On sait aujourd’hui que la transformation de plantes en alcool, par le processus élémentaire de la fermentation, c’est-à-dire de pré-digestion de substances végétales, ou de lait animal, par des micro-organismes dans un récipient hermétique, a commencé de fait au moins dès la fin du Paléolithique.
La plus ancienne trace de production d’alcool connue a ainsi été découverte dans une caverne au sud de Haïfa, sur un site datant de 11 000 ans, autour d’une nécropole de chasseurs-cueilleurs semi-sédentaires appelés les « Natoufiens » par les chercheurs.
À mesure même que l’Humanité améliorait son alimentation, et dialectiquement ses capacités de compréhension et de production de celle-ci, elle a ainsi acquis la capacité à produire des aliments et des boissons lui permettant de domestiquer l’hallucination.
Ce processus en lui-même a été complètement symétrique et intégré à celui de la domestication des céréales, des plantes et des animaux.
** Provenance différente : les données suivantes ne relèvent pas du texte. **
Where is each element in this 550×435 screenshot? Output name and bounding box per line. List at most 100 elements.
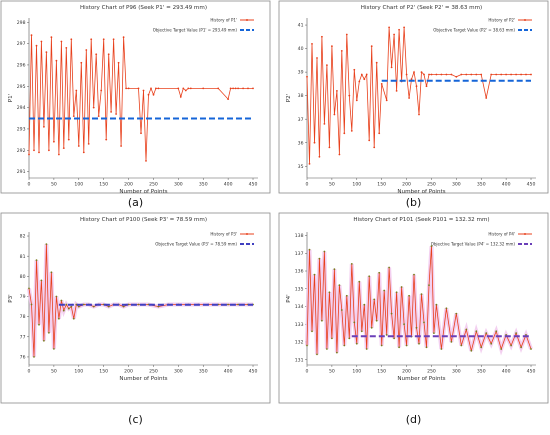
data-point (403, 26, 405, 29)
data-point (408, 97, 410, 99)
data-point (112, 38, 115, 41)
y-tick-label: 78 (20, 314, 26, 320)
data-point (48, 331, 50, 334)
data-point (380, 344, 383, 347)
data-point (122, 305, 125, 308)
y-tick-label: 41 (298, 23, 304, 29)
data-point (370, 45, 373, 48)
x-axis-label: Number of Points (397, 376, 445, 382)
data-point (336, 90, 338, 92)
data-point (38, 151, 40, 154)
y-tick-label: 298 (17, 20, 26, 26)
data-point (423, 73, 425, 76)
x-tick-label: 100 (74, 369, 83, 375)
data-point (480, 346, 483, 349)
data-point (515, 73, 517, 76)
x-tick-label: 100 (352, 369, 361, 375)
data-point (95, 53, 98, 56)
data-point (398, 28, 400, 31)
x-tick-label: 350 (199, 182, 208, 188)
data-point (67, 138, 70, 141)
x-tick-label: 300 (174, 369, 183, 375)
data-point (370, 326, 373, 329)
data-point (328, 291, 331, 294)
legend-entry: Objective Target Value (P1' = 293.49 mm) (153, 28, 238, 33)
data-point (318, 257, 321, 260)
x-tick-label: 450 (527, 182, 536, 188)
x-tick-label: 200 (402, 182, 411, 188)
x-tick-label: 350 (477, 182, 486, 188)
data-point (234, 87, 237, 90)
legend-entry: Objective Target Value (P4' = 132.32 mm) (431, 242, 516, 247)
data-point (179, 96, 182, 98)
y-tick-label: 39 (298, 70, 304, 76)
data-point (413, 273, 415, 276)
data-point (530, 73, 532, 76)
data-point (247, 87, 249, 90)
data-point (308, 248, 311, 251)
data-point (450, 73, 453, 76)
y-tick-label: 80 (20, 274, 26, 280)
data-point (306, 344, 308, 347)
data-point (331, 337, 333, 340)
data-point (137, 87, 140, 90)
x-tick-label: 0 (306, 182, 309, 188)
data-point (338, 284, 341, 287)
data-point (353, 68, 356, 71)
data-point (70, 305, 73, 308)
data-point (510, 344, 512, 347)
x-axis-label: Number of Points (119, 189, 167, 195)
data-point (127, 87, 130, 90)
data-point (336, 351, 338, 354)
data-point (505, 73, 507, 76)
data-point (428, 284, 430, 287)
data-point (90, 38, 93, 41)
y-axis-label: P3' (8, 294, 14, 302)
data-point (413, 71, 415, 73)
data-point (28, 287, 30, 290)
data-point (92, 305, 95, 308)
data-point (365, 73, 368, 76)
data-point (510, 73, 512, 76)
data-point (227, 98, 230, 100)
data-point (43, 339, 45, 342)
data-point (321, 319, 323, 322)
data-point (65, 47, 68, 49)
data-point (398, 346, 400, 349)
data-point (177, 87, 180, 90)
data-point (137, 303, 140, 306)
data-point (405, 344, 408, 347)
x-tick-label: 200 (124, 369, 133, 375)
data-point (355, 342, 358, 345)
data-point (28, 153, 30, 156)
x-tick-label: 200 (402, 369, 411, 375)
data-point (455, 75, 458, 78)
data-point (72, 115, 75, 117)
data-point (465, 73, 468, 76)
data-point (430, 245, 433, 248)
data-point (445, 73, 448, 76)
data-point (45, 51, 48, 53)
data-point (388, 26, 390, 29)
y-tick-label: 137 (295, 251, 304, 257)
data-point (62, 309, 65, 312)
data-point (343, 132, 346, 135)
y-tick-label: 295 (17, 84, 26, 90)
data-point (418, 113, 420, 116)
data-point (311, 43, 313, 45)
x-tick-label: 400 (224, 182, 233, 188)
y-tick-label: 138 (295, 233, 304, 239)
x-tick-label: 300 (452, 369, 461, 375)
data-point (326, 64, 328, 66)
data-point (316, 57, 318, 59)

Dès le néolithique, les quatre types de boissons fermentés (bières, vins, hydromels, laits fermentés) étaient acquis, et cela partout dans le monde selon les types d’aliments disponibles (riz, sorgho, teff, igname, taro, maïs…), sans même parler des autres plantes ou champignons hallucinogène, laissant de manière prolongée comme marque cette idée reçue que l’Humanité aurait toujours consommé des drogues.
Partout aussi, la domestication de ces substances, de l’alcool ou des plantes hallucinogènes ou narcotiques, a entraîné le développement d’une culture ritualisée puis à proprement parler religieuse, à mesure que se systématisaient les pratiques, comme pour l’ensemble même du processus de domestication propre au développement du mode de production esclavagiste.
Et plus on avance dans la maîtrise de l’agriculture et de la domestication des animaux, plus le culte des hallucinations disparaît. D’une quête individuelle on passe à l’instauration d’une caste chamanique, puis à la négation de l’hallucination.
Il y a ici une question essentielle à analyser. On peut dire, déjà, que lorsque les forces productives sont suffisamment développées dans une zone en particulier, le culte magique – animiste est amené à s’effondrer tel un château de cartes pour être immédiatement remplacé par le monothéisme.
On a cherché dans l’émergence du monothéisme une raison qualitative, et c’est pourquoi on a tenté de la rattacher à la mise en place d’une période donnée suffisamment marquante, comme le moyen-âge, ou bien la naissance d’un empire, la suite d’une conquête, etc.
En réalité, l’émergence du monothéisme obéit à une réalité quantitative. Lorsque la physiologie passe un cap, où les hallucinations disparaissent au niveau des masses, il y a d’abord une phase de fétichisme de ces hallucinations, qui sont alors recherchées de manière artificielle par des individus faisant office de sorciers : c’est le « chamanisme ».
Le chamanisme est un fétichisme historique du retard nutritionnel, propre à une société humaine encore relativement éparpillée. Puis, lorsqu’il y a centralisation et dans la foulée un renforcement des forces productives, tout cela cède la place au monothéisme.